Wednesday, January 1, 2014

Happy New Year: 2013 in Review

I don't know how you're starting off 2014, but I started my new year watching Juno - that's right, a movie about angsty teenage pregnancy. All of the sudden I am hyper-aware of the weird words and phrases my generation uses on a regular basis like "hells yeah", and Juno just referred to music as "tunage". I'm sure it makes Charles Dickens roll over in his grave and makes Hemingway roll over and take a shot. 

I digress. 2013 was not exactly a fairytale year, but life certainly does not guarantee that each year will be a linear trajectory toward happiness. Happiness is more this amorphous thing that zigs and zags and rollercoasters around, and it takes a little courage to undergo that exploration. Courage is something I've never been too sure I possess. You see, when years are "happy", there's no real reason to self-reflect or ask yourself the hard questions. But 2013 was filled with hard questions. You remember. I took you along on many of those emotional journeys. The first quarter of my year was spent studying like a mad woman for the bar exam, but remember how excited I was when I passed? That was a wonderful triumphant moment. During the same time, I was training for the Germantown Half Marathon to redeem my 2012 experience and prove to myself that being Diabetic doesn't prevent me from accomplishing great things. Remember when I finished under my goal time? That was another triumphant moment. I mean, I even got to attend the Grammy Awards and watch my favorite band of all time perform and take home album of the year.

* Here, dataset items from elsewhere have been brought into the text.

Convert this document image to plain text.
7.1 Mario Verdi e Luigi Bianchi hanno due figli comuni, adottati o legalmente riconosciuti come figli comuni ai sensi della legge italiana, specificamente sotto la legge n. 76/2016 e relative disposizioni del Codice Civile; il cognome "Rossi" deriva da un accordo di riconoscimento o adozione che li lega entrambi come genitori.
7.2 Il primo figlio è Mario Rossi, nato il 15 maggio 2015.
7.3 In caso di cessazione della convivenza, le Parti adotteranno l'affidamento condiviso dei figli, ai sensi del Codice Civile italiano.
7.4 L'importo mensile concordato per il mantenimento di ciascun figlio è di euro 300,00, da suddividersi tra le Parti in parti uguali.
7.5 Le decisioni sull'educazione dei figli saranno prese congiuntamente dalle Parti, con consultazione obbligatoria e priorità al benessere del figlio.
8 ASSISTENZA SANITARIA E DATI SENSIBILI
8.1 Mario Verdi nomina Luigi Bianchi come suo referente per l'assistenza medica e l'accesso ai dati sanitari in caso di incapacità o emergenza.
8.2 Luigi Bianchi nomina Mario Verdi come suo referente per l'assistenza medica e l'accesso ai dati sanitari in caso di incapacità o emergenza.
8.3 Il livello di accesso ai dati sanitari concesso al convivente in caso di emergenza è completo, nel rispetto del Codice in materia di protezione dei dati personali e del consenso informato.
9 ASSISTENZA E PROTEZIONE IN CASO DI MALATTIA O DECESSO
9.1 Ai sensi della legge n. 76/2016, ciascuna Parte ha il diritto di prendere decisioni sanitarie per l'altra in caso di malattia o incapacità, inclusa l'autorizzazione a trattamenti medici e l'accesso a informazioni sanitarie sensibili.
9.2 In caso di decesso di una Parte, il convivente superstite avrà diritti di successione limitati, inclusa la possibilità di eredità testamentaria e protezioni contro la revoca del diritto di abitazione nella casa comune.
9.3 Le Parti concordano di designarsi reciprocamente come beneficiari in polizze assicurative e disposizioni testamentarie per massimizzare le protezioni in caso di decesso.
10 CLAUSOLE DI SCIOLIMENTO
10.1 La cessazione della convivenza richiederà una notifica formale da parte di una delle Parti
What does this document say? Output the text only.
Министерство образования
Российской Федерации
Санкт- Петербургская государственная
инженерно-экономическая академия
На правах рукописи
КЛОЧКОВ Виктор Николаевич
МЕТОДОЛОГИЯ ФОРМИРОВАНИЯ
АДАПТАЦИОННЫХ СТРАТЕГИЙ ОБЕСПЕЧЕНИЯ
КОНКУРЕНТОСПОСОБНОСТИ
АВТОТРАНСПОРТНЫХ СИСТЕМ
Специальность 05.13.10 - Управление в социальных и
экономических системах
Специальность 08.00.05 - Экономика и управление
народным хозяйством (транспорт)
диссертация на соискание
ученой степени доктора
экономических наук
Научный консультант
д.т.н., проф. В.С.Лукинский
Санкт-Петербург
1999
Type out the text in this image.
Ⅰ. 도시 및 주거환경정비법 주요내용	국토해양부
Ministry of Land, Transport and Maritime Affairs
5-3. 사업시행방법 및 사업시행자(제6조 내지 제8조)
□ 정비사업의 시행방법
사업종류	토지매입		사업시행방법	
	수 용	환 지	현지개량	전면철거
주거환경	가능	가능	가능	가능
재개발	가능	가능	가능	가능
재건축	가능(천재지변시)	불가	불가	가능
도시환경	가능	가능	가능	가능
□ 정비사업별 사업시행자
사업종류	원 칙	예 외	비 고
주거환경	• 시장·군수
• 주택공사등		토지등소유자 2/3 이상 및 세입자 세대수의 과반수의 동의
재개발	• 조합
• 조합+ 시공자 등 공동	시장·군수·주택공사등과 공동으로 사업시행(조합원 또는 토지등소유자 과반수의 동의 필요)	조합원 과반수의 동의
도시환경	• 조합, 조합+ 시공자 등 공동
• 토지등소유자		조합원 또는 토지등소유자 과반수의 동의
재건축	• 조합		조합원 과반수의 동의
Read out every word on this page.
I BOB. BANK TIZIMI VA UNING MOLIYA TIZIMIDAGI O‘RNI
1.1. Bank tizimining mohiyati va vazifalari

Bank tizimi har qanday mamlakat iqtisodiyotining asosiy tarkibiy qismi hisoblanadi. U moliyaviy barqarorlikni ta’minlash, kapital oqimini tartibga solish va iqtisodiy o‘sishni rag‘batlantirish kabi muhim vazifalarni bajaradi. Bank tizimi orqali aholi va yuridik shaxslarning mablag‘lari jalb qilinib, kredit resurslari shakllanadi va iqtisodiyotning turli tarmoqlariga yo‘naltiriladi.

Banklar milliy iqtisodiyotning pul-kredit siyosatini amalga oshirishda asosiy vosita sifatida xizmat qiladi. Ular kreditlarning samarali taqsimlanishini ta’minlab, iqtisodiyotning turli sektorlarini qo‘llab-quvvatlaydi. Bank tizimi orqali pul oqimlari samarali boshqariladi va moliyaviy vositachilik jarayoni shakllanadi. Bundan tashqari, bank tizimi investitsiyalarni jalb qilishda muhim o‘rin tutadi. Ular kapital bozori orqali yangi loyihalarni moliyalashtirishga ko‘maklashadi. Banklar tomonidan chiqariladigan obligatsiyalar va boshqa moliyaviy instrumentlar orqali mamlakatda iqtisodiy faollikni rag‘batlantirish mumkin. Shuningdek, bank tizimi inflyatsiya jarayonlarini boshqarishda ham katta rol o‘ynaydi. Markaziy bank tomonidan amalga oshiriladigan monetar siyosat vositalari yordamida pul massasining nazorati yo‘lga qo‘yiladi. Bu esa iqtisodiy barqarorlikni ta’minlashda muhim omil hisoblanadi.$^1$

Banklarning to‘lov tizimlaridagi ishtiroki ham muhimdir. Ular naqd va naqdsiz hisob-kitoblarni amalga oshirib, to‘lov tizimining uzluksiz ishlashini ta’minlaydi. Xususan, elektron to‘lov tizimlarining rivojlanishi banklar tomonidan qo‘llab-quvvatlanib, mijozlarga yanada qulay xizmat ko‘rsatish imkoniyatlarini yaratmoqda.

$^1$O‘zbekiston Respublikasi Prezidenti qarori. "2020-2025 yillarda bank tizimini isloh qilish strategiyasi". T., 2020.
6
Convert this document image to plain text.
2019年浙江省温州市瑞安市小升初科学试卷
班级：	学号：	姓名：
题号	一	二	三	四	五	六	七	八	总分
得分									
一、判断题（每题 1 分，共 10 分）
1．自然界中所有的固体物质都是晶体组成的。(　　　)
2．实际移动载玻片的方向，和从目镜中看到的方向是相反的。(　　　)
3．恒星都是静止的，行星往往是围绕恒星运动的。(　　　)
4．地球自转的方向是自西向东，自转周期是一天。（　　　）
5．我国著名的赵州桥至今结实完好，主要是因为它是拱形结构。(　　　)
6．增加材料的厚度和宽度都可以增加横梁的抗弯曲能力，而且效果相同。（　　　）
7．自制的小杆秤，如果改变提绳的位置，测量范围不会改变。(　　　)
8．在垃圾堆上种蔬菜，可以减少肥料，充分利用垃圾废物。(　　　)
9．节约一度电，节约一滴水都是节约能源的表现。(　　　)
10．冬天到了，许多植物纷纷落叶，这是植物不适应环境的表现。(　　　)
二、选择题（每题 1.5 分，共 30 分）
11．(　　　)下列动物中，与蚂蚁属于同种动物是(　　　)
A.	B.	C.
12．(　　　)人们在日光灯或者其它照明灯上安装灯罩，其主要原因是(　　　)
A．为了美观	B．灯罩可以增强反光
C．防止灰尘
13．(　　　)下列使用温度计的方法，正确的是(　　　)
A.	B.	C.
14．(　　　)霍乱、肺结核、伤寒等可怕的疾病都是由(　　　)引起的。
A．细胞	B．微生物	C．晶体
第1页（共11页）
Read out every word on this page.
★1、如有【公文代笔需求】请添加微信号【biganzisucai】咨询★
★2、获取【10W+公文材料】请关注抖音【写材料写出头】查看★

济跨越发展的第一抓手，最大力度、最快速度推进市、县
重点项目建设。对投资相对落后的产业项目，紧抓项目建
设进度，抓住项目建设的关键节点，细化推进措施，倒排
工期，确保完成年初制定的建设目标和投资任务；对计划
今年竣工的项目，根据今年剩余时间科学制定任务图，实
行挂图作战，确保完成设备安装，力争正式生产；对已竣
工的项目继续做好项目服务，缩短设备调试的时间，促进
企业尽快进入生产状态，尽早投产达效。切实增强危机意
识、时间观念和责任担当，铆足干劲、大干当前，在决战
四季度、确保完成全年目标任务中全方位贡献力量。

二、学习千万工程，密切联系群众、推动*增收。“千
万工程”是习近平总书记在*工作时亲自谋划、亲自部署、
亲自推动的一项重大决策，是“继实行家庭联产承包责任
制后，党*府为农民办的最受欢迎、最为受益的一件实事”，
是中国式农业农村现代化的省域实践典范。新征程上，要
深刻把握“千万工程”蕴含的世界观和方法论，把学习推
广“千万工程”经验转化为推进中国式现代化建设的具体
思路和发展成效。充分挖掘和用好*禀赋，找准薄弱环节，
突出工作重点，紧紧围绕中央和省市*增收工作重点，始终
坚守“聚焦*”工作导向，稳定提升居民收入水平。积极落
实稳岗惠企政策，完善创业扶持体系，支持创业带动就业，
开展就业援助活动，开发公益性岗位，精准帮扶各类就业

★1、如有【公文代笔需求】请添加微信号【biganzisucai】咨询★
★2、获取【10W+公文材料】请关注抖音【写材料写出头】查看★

Spring and summer were spent trying to get pregnant, searching for a house, finding a house, and changing jobs. I welcomed these changes. After all, I was living the plan - career + home + family. That is the magic formula, right?

Not exactly. I didn't think I was on a rollercoaster until things started moving in unexpected directions. The last five months of 2013 did not follow any plan of mine. In August, just two short weeks after moving into a new house, I received a phone call that I ignored because I was trying to take a nap. When I received the second call, I figured I should answer it. That's the moment I learned that David Santucci had been shot and killed in downtown Memphis. You remember, because I shared with you the emotional story just a few days later. The following weeks involved a series of gatherings with my friends designed to process David's passing together. While it was one of the most emotionally trying times of my life, it was the also the most beautiful display of friendship I could have experienced. In a stark contrast to the sadness, I found out I was pregnant. I've never experienced more emotions in one two-week period in my entire life. I was excited and nervous. Distracted and nervous. Determined, yet nervous. Well, you all remember how that panned out because I shared it with you. The year continued to take unexpected twists and turns that triggered intense contemplation of my own happiness in this life I had been so busily planning for myself.

It's 2014. I can safely say that I'm okay saying adios to 2013, but I also think its challenges have served me well in terms of personal growth. I've learned that I am capable of overcoming things - physical challenges, academic challenges, and emotional challenges. I think David would be proud of everything we have done in light of his passing to spread kindness throughout the city. He would be proud of his friends. He has become the glue that holds us together in many ways. As for my miscarriage, I quickly learned to place that within the context of my life and accept that it was for the best at that time. I've made peace with it. I have a great job and great people in my life, and my biggest new year's resolution this year is to appreciate those two simplicities. I've told you before how much I love renewal, second chances, and starting over.

 I challenge you this year to learn to cut yourself some slack. Forgive yourself and forgive others. Appreciate what is in front of you without neglecting the lessons drawn from what you leave behind. The tough times, though unwelcome, are the revolutionary times. They are the times to ask yourself the hard questions and muster the courage to embrace the answers you might find. Don't worry if you're not living the life you predicted you would live. I, for one, am discovering that the things about which I am most excited are the things I couldn't have predicted in a million years. I look at 2014 and I see opportunities to redefine happiness. That is the scariest, most beautiful thing I could never have planned for myself.

Cheers & Happy New Year :)

PS -  I promise more fashion in 2014. Promise.